I didn't tell anyone this. It sounds corny to me now, and a newborn baby and a dog can't form much of a relationship--is it possible I didn't really know this at the time? Or was it something else entirely? It occurs to me now that as long as I had Johnson to care for, I didn't have to think about caring for anybody else. I waited by the elevator for Johnson to shuffle over. When the doors opened, I set the dog bed down, but he stood by it, looking straight ahead, the way you do when you're in an elevator with someone you don't know or feel awkward with. I remember thinking this was funny, the way he was staring at the doors, stony-faced, if a dog can be that, but I didn't think it was funny when I realized he'd lost bowel control. Neither did he; he had almost never, in twelve years, had an accident. He kept looking straight ahead, unmoving, as though unwilling to acknowledge to me or himself what he'd done. I checked my pockets, knowing I had no bags. When the elevator stopped in the lobby, I pressed the "open door" button and grabbed someone's newspaper from the mailbox bank. I scooped up the mess, and took Johnson by the collar, walked him slowly out to the car. Hang on a sec, I said to Ellen, and I walked to the garbage can on the corner and threw the mess away, feeling stony-faced myself. Are you okay? she asked when I got in the driver's seat. Sure, I said, looking straight ahead, through the window, at the stretch of road in front of me.

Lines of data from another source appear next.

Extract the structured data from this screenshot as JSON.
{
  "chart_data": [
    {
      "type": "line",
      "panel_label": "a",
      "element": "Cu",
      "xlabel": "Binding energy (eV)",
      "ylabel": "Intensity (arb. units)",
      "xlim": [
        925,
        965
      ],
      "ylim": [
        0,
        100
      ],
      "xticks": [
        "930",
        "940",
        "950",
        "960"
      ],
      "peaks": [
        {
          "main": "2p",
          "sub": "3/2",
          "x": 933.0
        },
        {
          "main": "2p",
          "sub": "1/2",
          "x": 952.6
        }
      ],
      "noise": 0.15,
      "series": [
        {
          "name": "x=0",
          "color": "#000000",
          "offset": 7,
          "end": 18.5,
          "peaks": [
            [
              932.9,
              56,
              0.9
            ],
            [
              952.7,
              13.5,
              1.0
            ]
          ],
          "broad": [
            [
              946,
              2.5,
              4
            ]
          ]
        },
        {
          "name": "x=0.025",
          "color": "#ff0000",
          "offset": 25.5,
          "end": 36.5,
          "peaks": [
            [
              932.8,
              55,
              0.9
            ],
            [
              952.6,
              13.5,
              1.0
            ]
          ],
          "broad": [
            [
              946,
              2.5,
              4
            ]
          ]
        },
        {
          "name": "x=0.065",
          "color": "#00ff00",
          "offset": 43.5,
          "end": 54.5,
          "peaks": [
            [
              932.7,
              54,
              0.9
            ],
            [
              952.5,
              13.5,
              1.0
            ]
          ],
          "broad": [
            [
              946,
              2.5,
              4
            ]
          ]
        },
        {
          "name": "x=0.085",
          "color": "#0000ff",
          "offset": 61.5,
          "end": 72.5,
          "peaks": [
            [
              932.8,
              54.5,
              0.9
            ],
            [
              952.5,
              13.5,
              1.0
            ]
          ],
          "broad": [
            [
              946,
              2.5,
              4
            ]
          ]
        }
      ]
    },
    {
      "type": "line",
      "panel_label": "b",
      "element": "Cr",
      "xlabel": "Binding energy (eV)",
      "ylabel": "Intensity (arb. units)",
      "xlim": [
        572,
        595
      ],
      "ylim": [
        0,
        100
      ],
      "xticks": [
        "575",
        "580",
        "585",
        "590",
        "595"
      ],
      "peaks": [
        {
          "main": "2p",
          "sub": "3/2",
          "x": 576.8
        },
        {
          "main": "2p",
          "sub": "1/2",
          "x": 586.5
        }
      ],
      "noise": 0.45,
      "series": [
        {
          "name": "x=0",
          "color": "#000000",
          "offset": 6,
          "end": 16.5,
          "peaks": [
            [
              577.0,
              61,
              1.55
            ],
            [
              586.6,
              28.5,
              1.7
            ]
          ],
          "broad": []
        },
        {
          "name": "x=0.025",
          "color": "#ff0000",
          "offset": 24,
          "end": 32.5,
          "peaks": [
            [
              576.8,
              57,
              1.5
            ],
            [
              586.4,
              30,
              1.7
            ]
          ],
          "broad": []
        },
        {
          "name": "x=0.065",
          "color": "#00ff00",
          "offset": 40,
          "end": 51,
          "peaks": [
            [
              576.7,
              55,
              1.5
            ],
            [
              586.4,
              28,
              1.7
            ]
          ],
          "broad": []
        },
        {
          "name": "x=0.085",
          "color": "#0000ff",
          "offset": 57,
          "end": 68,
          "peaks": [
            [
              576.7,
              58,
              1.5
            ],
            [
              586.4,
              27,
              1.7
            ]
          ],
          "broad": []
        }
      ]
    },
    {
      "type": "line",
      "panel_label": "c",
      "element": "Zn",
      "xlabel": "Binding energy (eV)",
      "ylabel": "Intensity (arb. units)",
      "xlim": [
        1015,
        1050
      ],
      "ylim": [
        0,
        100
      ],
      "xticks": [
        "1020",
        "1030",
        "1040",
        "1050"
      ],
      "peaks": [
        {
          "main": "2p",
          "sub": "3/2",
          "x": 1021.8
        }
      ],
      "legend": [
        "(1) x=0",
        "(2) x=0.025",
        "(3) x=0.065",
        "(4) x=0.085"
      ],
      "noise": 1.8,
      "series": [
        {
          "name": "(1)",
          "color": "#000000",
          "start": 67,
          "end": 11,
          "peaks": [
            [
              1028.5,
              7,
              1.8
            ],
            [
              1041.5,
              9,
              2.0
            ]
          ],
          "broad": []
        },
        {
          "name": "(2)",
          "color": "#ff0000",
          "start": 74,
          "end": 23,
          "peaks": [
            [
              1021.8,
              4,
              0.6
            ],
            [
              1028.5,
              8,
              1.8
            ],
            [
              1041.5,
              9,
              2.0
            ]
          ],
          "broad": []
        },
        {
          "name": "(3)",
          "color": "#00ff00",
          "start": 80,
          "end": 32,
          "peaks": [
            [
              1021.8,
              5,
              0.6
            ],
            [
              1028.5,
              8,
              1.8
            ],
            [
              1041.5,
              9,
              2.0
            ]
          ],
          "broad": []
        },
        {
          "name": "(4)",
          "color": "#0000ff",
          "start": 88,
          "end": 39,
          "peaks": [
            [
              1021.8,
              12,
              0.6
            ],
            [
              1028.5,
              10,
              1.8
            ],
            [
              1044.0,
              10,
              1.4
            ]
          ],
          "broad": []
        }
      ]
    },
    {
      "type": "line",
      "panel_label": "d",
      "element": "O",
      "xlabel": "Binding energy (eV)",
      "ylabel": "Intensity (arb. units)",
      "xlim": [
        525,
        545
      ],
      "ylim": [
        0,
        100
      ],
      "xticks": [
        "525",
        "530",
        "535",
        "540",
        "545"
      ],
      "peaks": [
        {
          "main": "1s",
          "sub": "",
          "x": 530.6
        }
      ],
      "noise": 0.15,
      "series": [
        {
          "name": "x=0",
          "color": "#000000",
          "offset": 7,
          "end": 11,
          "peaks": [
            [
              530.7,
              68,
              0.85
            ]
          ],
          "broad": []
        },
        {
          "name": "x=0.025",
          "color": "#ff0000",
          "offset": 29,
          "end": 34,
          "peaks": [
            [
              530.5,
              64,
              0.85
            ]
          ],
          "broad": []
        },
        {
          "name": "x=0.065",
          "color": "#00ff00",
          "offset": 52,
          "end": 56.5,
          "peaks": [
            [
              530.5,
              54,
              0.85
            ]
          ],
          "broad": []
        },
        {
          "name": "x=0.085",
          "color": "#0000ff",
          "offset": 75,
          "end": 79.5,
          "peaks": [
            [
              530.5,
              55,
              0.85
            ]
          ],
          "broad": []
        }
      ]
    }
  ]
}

Johnson perked up a bit when we got out to the house in Connecticut, although he couldn't manage the stairs, which Ben and I pretended to each other was not a problem. Pregnant, I was having trouble lifting him, so Ben would carry him down to the spot he loved in the yard, and he'd lie there all day. Then, Ben would carry him back in at dusk, so he could eat, have his paws soaked and wrapped. I did the middle of the day soaking and wrapping outdoors. In late June we had planned a road trip to Illinois, to visit Ben's family, and against all advice, I decided we were taking Johnson with us. I knew it wouldn't be uncomfortable for him in the back of the car, on his dog bed; I knew that nobody--not even the most conscientious facility--would be willing to do what his caretaking required, I also knew that I could not leave him, not for more than a few hours at a time. I had not know this a month before, but I knew it by then. The trip would be for a week.